Vancouver Island University has since changed the name of their campus in the qathet region to tiwšɛmawtxw (tyew-shem-out), which means house of learning; the name was a gift to the institution from the Tla’amin Nation Executive Council to acknowledge VIU's "readiness and willingness to participate and engage in meaningful reconciliation."

On June 10, 2021, in light of the finding of unmarked gravesites and the remains of 215 children at the former Kamloops Indian Residential School, of which Powell was a leading proponent of its creation, the City of Victoria announced the cancellation of its upcoming Canada Day festivities.
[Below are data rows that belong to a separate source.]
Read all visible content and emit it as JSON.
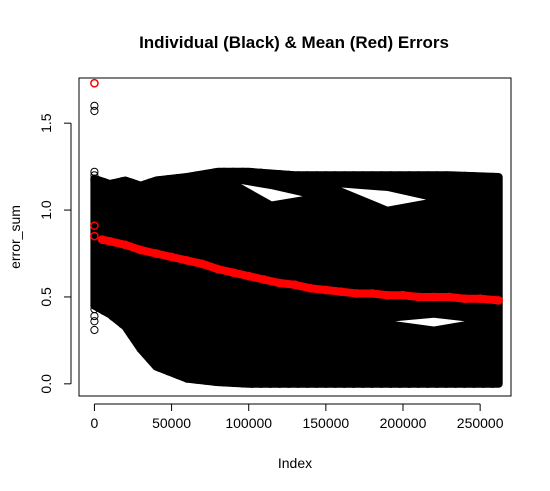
{
  "chart_data": {
    "type": "scatter",
    "title": "Individual (Black) & Mean (Red) Errors",
    "xlabel": "Index",
    "ylabel": "error_sum",
    "xlim": [
      -10000,
      270000
    ],
    "ylim": [
      -0.07,
      1.76
    ],
    "x_ticks": [
      0,
      50000,
      100000,
      150000,
      200000,
      250000
    ],
    "x_tick_labels": [
      "0",
      "50000",
      "100000",
      "150000",
      "200000",
      "250000"
    ],
    "y_ticks": [
      0.0,
      0.5,
      1.0,
      1.5
    ],
    "y_tick_labels": [
      "0.0",
      "0.5",
      "1.0",
      "1.5"
    ],
    "grid": false,
    "legend": "none",
    "series": [
      {
        "color": "#000000",
        "marker": "open-circle",
        "band": {
          "x": [
            0,
            10000,
            20000,
            30000,
            40000,
            60000,
            80000,
            100000,
            130000,
            160000,
            200000,
            230000,
            262000
          ],
          "upper": [
            1.18,
            1.15,
            1.17,
            1.14,
            1.17,
            1.19,
            1.22,
            1.22,
            1.2,
            1.2,
            1.2,
            1.2,
            1.19
          ],
          "lower": [
            0.45,
            0.4,
            0.33,
            0.2,
            0.1,
            0.03,
            0.01,
            0.0,
            0.0,
            0.0,
            0.0,
            0.0,
            0.0
          ]
        },
        "points": [
          {
            "x": 0,
            "y": 1.73
          },
          {
            "x": 0,
            "y": 1.6
          },
          {
            "x": 0,
            "y": 1.57
          },
          {
            "x": 0,
            "y": 1.22
          },
          {
            "x": 0,
            "y": 1.2
          },
          {
            "x": 0,
            "y": 1.17
          },
          {
            "x": 0,
            "y": 0.43
          },
          {
            "x": 0,
            "y": 0.39
          },
          {
            "x": 0,
            "y": 0.36
          },
          {
            "x": 0,
            "y": 0.31
          }
        ]
      },
      {
        "color": "#ff0000",
        "marker": "open-circle",
        "points": [
          {
            "x": 0,
            "y": 1.73
          },
          {
            "x": 0,
            "y": 0.91
          },
          {
            "x": 0,
            "y": 0.85
          },
          {
            "x": 5000,
            "y": 0.83
          },
          {
            "x": 10000,
            "y": 0.82
          },
          {
            "x": 20000,
            "y": 0.8
          },
          {
            "x": 30000,
            "y": 0.77
          },
          {
            "x": 40000,
            "y": 0.75
          },
          {
            "x": 50000,
            "y": 0.73
          },
          {
            "x": 60000,
            "y": 0.71
          },
          {
            "x": 70000,
            "y": 0.69
          },
          {
            "x": 80000,
            "y": 0.66
          },
          {
            "x": 90000,
            "y": 0.64
          },
          {
            "x": 100000,
            "y": 0.62
          },
          {
            "x": 110000,
            "y": 0.6
          },
          {
            "x": 120000,
            "y": 0.58
          },
          {
            "x": 130000,
            "y": 0.57
          },
          {
            "x": 140000,
            "y": 0.55
          },
          {
            "x": 150000,
            "y": 0.54
          },
          {
            "x": 160000,
            "y": 0.53
          },
          {
            "x": 170000,
            "y": 0.52
          },
          {
            "x": 180000,
            "y": 0.52
          },
          {
            "x": 190000,
            "y": 0.51
          },
          {
            "x": 200000,
            "y": 0.51
          },
          {
            "x": 210000,
            "y": 0.5
          },
          {
            "x": 220000,
            "y": 0.5
          },
          {
            "x": 230000,
            "y": 0.5
          },
          {
            "x": 240000,
            "y": 0.49
          },
          {
            "x": 250000,
            "y": 0.49
          },
          {
            "x": 262000,
            "y": 0.48
          }
        ]
      }
    ]
  }
}
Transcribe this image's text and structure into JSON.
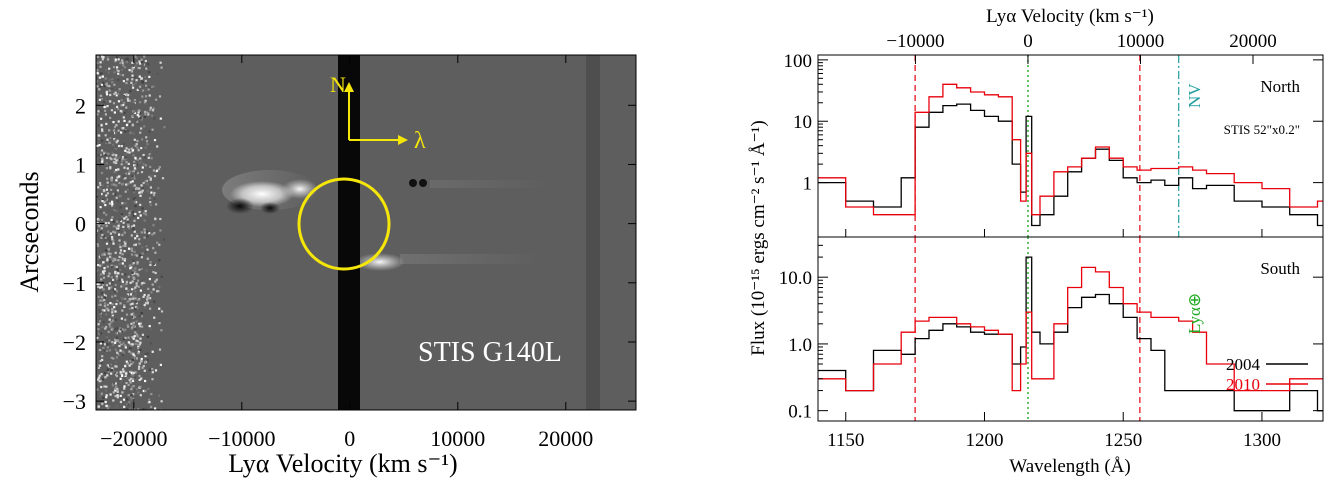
{
  "colors": {
    "epoch_2004": "#000000",
    "epoch_2010": "#e8000b",
    "marker_green": "#22aa22",
    "marker_red": "#e8000b",
    "marker_teal": "#1e9c9c",
    "annotation_yellow": "#f5e60a",
    "image_background": "#5e5e5e"
  },
  "chart_data": [
    {
      "type": "heatmap",
      "title": "",
      "panel_label": "STIS G140L",
      "xlabel": "Lyα Velocity (km s⁻¹)",
      "ylabel": "Arcseconds",
      "xlim": [
        -23500,
        26500
      ],
      "ylim": [
        -3.15,
        2.85
      ],
      "x_ticks": [
        -20000,
        -10000,
        0,
        10000,
        20000
      ],
      "x_tick_labels": [
        "−20000",
        "−10000",
        "0",
        "10000",
        "20000"
      ],
      "y_ticks": [
        2,
        1,
        0,
        -1,
        -2,
        -3
      ],
      "y_tick_labels": [
        "2",
        "1",
        "0",
        "−1",
        "−2",
        "−3"
      ],
      "compass": {
        "north_label": "N",
        "dispersion_label": "λ"
      },
      "features": [
        {
          "name": "blue-shifted emission",
          "x": -6500,
          "y": 0.35
        },
        {
          "name": "red-shifted emission",
          "x": 5000,
          "y": -0.6
        }
      ],
      "aperture_circle": {
        "x": 0,
        "y": 0,
        "radius_arcsec": 0.75
      }
    },
    {
      "type": "line",
      "title": "",
      "xlabel": "Wavelength (Å)",
      "top_axis_label": "Lyα Velocity (km s⁻¹)",
      "ylabel": "Flux (10⁻¹⁵ ergs cm⁻² s⁻¹ Å⁻¹)",
      "xlim": [
        1140,
        1322
      ],
      "x_ticks": [
        1150,
        1200,
        1250,
        1300
      ],
      "top_axis_ticks_kms": [
        -10000,
        0,
        10000,
        20000
      ],
      "top_axis_tick_labels": [
        "−10000",
        "0",
        "10000",
        "20000"
      ],
      "vertical_markers_angstrom": {
        "red_dashed": [
          1175,
          1256
        ],
        "green_dotted": 1215.67,
        "teal_dashdot": 1270
      },
      "legend_placement": "bottom-right",
      "panels": [
        {
          "label": "North",
          "aperture_note": "STIS 52\"x0.2\"",
          "ion_label": "NV",
          "y_scale": "log",
          "ylim": [
            0.13,
            120
          ],
          "y_tick_labels": [
            "100",
            "10",
            "1"
          ],
          "series": [
            {
              "name": "2004",
              "x": [
                1140,
                1150,
                1160,
                1170,
                1175,
                1180,
                1185,
                1190,
                1195,
                1200,
                1205,
                1210,
                1213,
                1215,
                1217,
                1220,
                1225,
                1230,
                1235,
                1240,
                1245,
                1250,
                1255,
                1260,
                1265,
                1270,
                1275,
                1280,
                1290,
                1300,
                1310,
                1320
              ],
              "y": [
                1.0,
                0.5,
                0.4,
                1.2,
                8,
                14,
                18,
                19,
                15,
                12,
                10,
                2,
                0.7,
                12,
                0.2,
                0.3,
                0.6,
                1.5,
                2.5,
                3.5,
                2.3,
                1.2,
                1.0,
                1.1,
                0.9,
                1.2,
                0.8,
                0.9,
                0.5,
                0.4,
                0.3,
                0.2
              ]
            },
            {
              "name": "2010",
              "x": [
                1140,
                1150,
                1160,
                1170,
                1175,
                1180,
                1185,
                1190,
                1195,
                1200,
                1205,
                1210,
                1213,
                1215,
                1217,
                1220,
                1225,
                1230,
                1235,
                1240,
                1245,
                1250,
                1255,
                1260,
                1265,
                1270,
                1275,
                1280,
                1290,
                1300,
                1310,
                1320
              ],
              "y": [
                1.2,
                0.4,
                0.3,
                0.3,
                14,
                25,
                40,
                35,
                30,
                27,
                25,
                5,
                0.5,
                3,
                0.3,
                0.6,
                1.5,
                1.8,
                2.5,
                3.8,
                2.5,
                1.8,
                1.6,
                1.7,
                1.7,
                1.8,
                1.6,
                1.4,
                1.0,
                0.8,
                0.4,
                0.5
              ]
            }
          ]
        },
        {
          "label": "South",
          "marker_label": "Lyα⊕",
          "y_scale": "log",
          "ylim": [
            0.07,
            40
          ],
          "y_tick_labels": [
            "10.0",
            "1.0",
            "0.1"
          ],
          "series": [
            {
              "name": "2004",
              "x": [
                1140,
                1150,
                1160,
                1170,
                1175,
                1180,
                1185,
                1190,
                1195,
                1200,
                1205,
                1210,
                1213,
                1215,
                1217,
                1220,
                1225,
                1230,
                1235,
                1240,
                1245,
                1250,
                1255,
                1260,
                1265,
                1270,
                1275,
                1280,
                1290,
                1300,
                1310,
                1320
              ],
              "y": [
                0.4,
                0.2,
                0.8,
                0.7,
                1.2,
                1.6,
                2.0,
                1.8,
                1.5,
                1.4,
                1.4,
                0.5,
                0.9,
                20,
                1.5,
                1.0,
                1.5,
                3.5,
                5.0,
                5.5,
                4.0,
                2.5,
                1.2,
                0.8,
                0.2,
                0.2,
                0.2,
                0.2,
                0.1,
                0.1,
                0.2,
                0.1
              ]
            },
            {
              "name": "2010",
              "x": [
                1140,
                1150,
                1160,
                1170,
                1175,
                1180,
                1185,
                1190,
                1195,
                1200,
                1205,
                1210,
                1213,
                1215,
                1217,
                1220,
                1225,
                1230,
                1235,
                1240,
                1245,
                1250,
                1255,
                1260,
                1265,
                1270,
                1275,
                1280,
                1290,
                1300,
                1310,
                1320
              ],
              "y": [
                0.3,
                0.2,
                0.5,
                1.5,
                2.2,
                2.5,
                2.5,
                2.0,
                1.8,
                1.6,
                1.4,
                0.2,
                0.5,
                3,
                0.3,
                0.3,
                2.0,
                7.0,
                14,
                12,
                7,
                4,
                3,
                2.5,
                2.5,
                2.2,
                1.5,
                0.5,
                0.2,
                0.2,
                0.3,
                0.3
              ]
            }
          ]
        }
      ]
    }
  ]
}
An alternative broadcast was proposed in collaboration with local First Nations to "[explore] what it means to be Canadian, in light of recent events."

On July 25, 2022, the regional hospital serving the catchment including the City of Powell River changed its name from 'Powell River General Hospital' to 'qathet General Hospital' at the request of the Tla'amin First Nation.

In May 2024, on the third anniversary of Beaulieu's survey, Tkʼemlúps te Secwépemc issued a statement that referred to the 215 suspected burial sites as "anomalies" rather than "children", which was used in its 2021 statement.